Un pallet TESUP caricato su un camion, imballato e legato, pronto a partire verso un cliente rivenditore

Questo pallet è imballato, caricato e partito. È in viaggio verso uno dei nostri clienti rivenditori. Di solito non fotografiamo questa parte del lavoro, ma è quella su cui ci fanno più domande: che cosa esce davvero dal magazzino quando arriva un ordine, e che cosa deve essere vero perché arrivi dall'altra parte senza una gru ad aspettarlo.

Viaggia come merce ordinaria.

Guardate la catasta: non ha nulla di esotico. Cartoni, un pallet di legno, film estensibile. Niente cassa, niente telaio d'acciaio, nessuna movimentazione speciale, nessun sovrapprezzo per fuori sagoma. È una scelta di progetto più che una scelta di imballaggio: le nostre attrezzature sono dimensionate fin dall'inizio per viaggiare come normale merce pallettizzata e, all'arrivo, per essere movimentate da due persone.

Un solo pallet concentra la tratta lunga del viaggio. Dopo di che i cartoni prendono strade diverse, e nessuno di loro ha bisogno di una banchina di carico per arrivare.

Un pallet TESUP imballato e accatastato in magazzino, pronto per la spedizione
Imballato e accatastato in magazzino. Da qui in poi è merce ordinaria per tutto il tragitto.

Un pallet in uscita. Consegne ordinarie a seguire. Nessun mezzo di sollevamento, né da una parte né dall'altra.
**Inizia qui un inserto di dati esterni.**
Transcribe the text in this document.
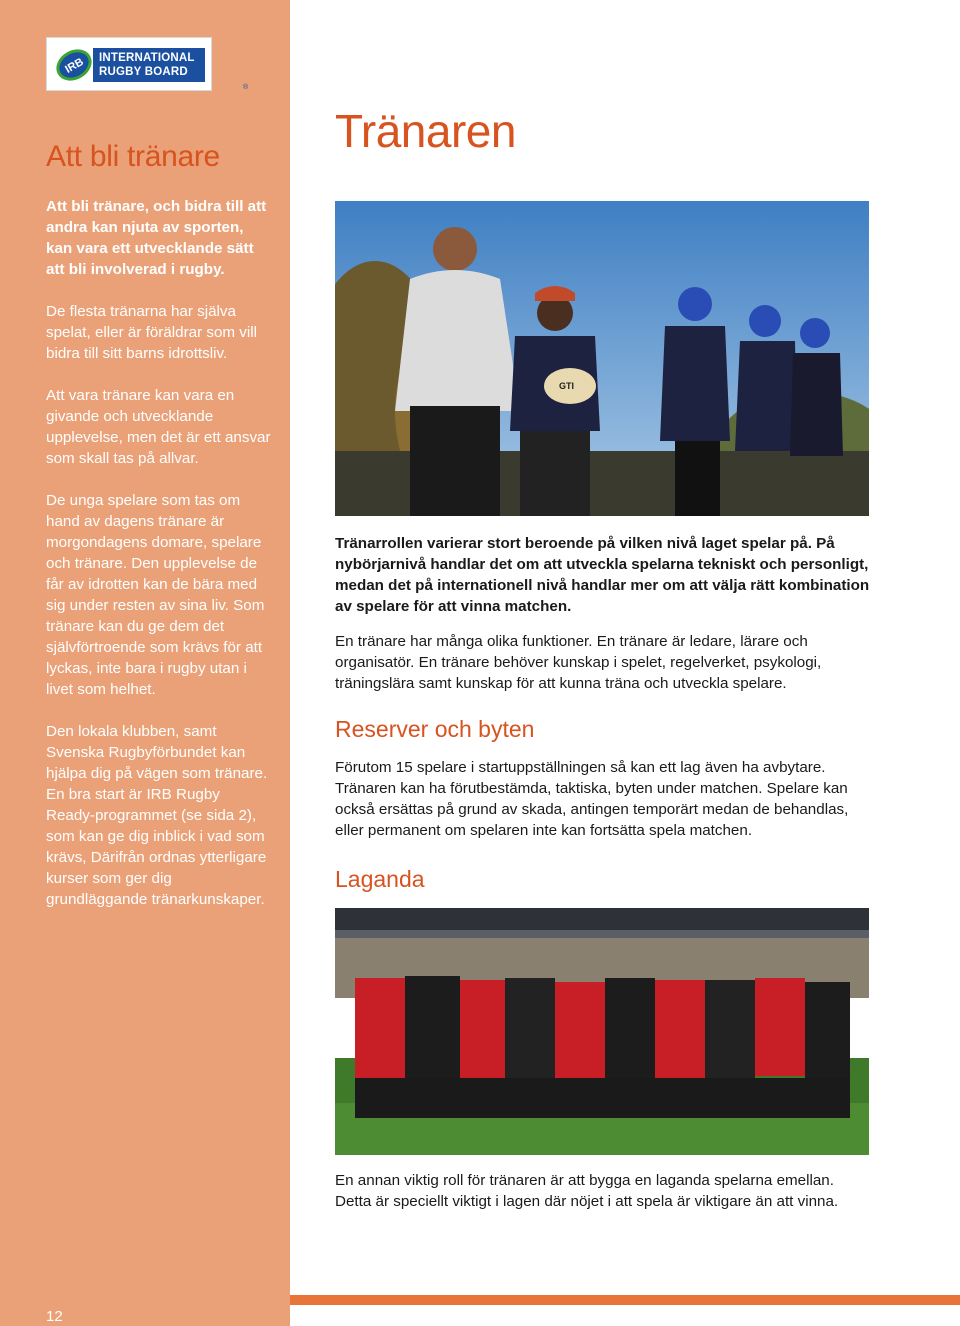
IRB INTERNATIONAL
RUGBY BOARD
®
Att bli tränare

Att bli tränare, och bidra till att andra kan njuta av sporten, kan vara ett utvecklande sätt att bli involverad i rugby.

De flesta tränarna har själva spelat, eller är föräldrar som vill bidra till sitt barns idrottsliv.

Att vara tränare kan vara en givande och utvecklande upplevelse, men det är ett ansvar som skall tas på allvar.

De unga spelare som tas om hand av dagens tränare är morgondagens domare, spelare och tränare. Den upplevelse de får av idrotten kan de bära med sig under resten av sina liv. Som tränare kan du ge dem det självförtroende som krävs för att lyckas, inte bara i rugby utan i livet som helhet.

Den lokala klubben, samt Svenska Rugbyförbundet kan hjälpa dig på vägen som tränare. En bra start är IRB Rugby Ready-programmet (se sida 2), som kan ge dig inblick i vad som krävs, Därifrån ordnas ytterligare kurser som ger dig grundläggande tränarkunskaper.

Tränaren
GTI
Tränarrollen varierar stort beroende på vilken nivå laget spelar på. På nybörjarnivå handlar det om att utveckla spelarna tekniskt och personligt, medan det på internationell nivå handlar mer om att välja rätt kombination av spelare för att vinna matchen.
En tränare har många olika funktioner. En tränare är ledare, lärare och organisatör. En tränare behöver kunskap i spelet, regelverket, psykologi, träningslära samt kunskap för att kunna träna och utveckla spelare.
Reserver och byten
Förutom 15 spelare i startuppställningen så kan ett lag även ha avbytare. Tränaren kan ha förutbestämda, taktiska, byten under matchen. Spelare kan också ersättas på grund av skada, antingen temporärt medan de behandlas, eller permanent om spelaren inte kan fortsätta spela matchen.
Laganda
En annan viktig roll för tränaren är att bygga en laganda spelarna emellan. Detta är speciellt viktigt i lagen där nöjet i att spela är viktigare än att vinna.
12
Perché questo conta per un rivenditore.

Un rivenditore si fa carico del costo di ogni scomodità di un prodotto. La merce in cassa significa un muletto e un posto dove metterla. Gli articoli fuori sagoma significano vettori specializzati e preventivi che richiedono giorni. Tutto ciò che richiede una gru alla consegna restringe il numero di clienti che possono realisticamente acquistarlo.

Imballarlo così elimina tutte e tre le cose. Un pallet arriva su un veicolo standard. Si scompone in cartoni che stanno in un normale ripostiglio ed escono con un normale corriere. Le scorte si possono tenere senza un magazzino, e un ordine si può evadere senza noleggiare mezzi per spostarlo.

Cambia anche chi può essere il cliente finale. Una macchina che ha bisogno di una gru per arrivare è una macchina che la maggior parte delle famiglie non può possedere. Una che arriva in scatole sì — ed è un mercato molto più ampio.

Prima che qualsiasi cosa venga imballata.

Un pallet come questo nasce molto più a monte. Questa è la nostra linea di verniciatura: pannelli formati e forati appesi ai bilancelli dopo il rivestimento, che avanzano nella cabina per la polimerizzazione. Qui non si compra nulla di finito per rietichettarlo.

Pannelli formati e forati appesi alla linea nella cabina di verniciatura a polvere TESUP
Pannelli rivestiti sui bilancelli, in polimerizzazione nella nostra cabina.

Produrlo noi stessi è ciò che ci permette di decidere come si imballa. Le misure dei pannelli, quelle dei cartoni e l'ingombro del pallet vengono definiti insieme anziché scoperti alla fine, ed è per questo che il prodotto finito rientra nella spedizione standard invece di richiedere una cassa costruita attorno.

E poi sono solo scatole.

Qualunque cosa sia stata ordinata arriva come cartoni che si spostano a mano. Nessun mezzo di sollevamento, nessuna ditta con l'autogru, nessuna attesa di una finestra di consegna che richieda un muletto. Due persone, una serie di comuni attrezzi a mano e un pomeriggio.

È tutto qui il senso di imballarlo così, ed è il motivo per cui un pallet come questo può lasciare il nostro magazzino di giovedì e ritrovarsi nel ripostiglio di un rivenditore senza che nessuno debba noleggiare una macchina per riceverlo.

Imballato in magazzino.
Caricato lo stesso giorno.
Movimentato a mano dall'altra parte.

Le fotografie di questa pagina sono nostre, scattate sulla nostra linea di produzione, nel nostro magazzino e alla banchina di carico mentre questa merce veniva spedita. Non abbiamo indicato il cliente, il vettore, la destinazione né il contenuto della spedizione.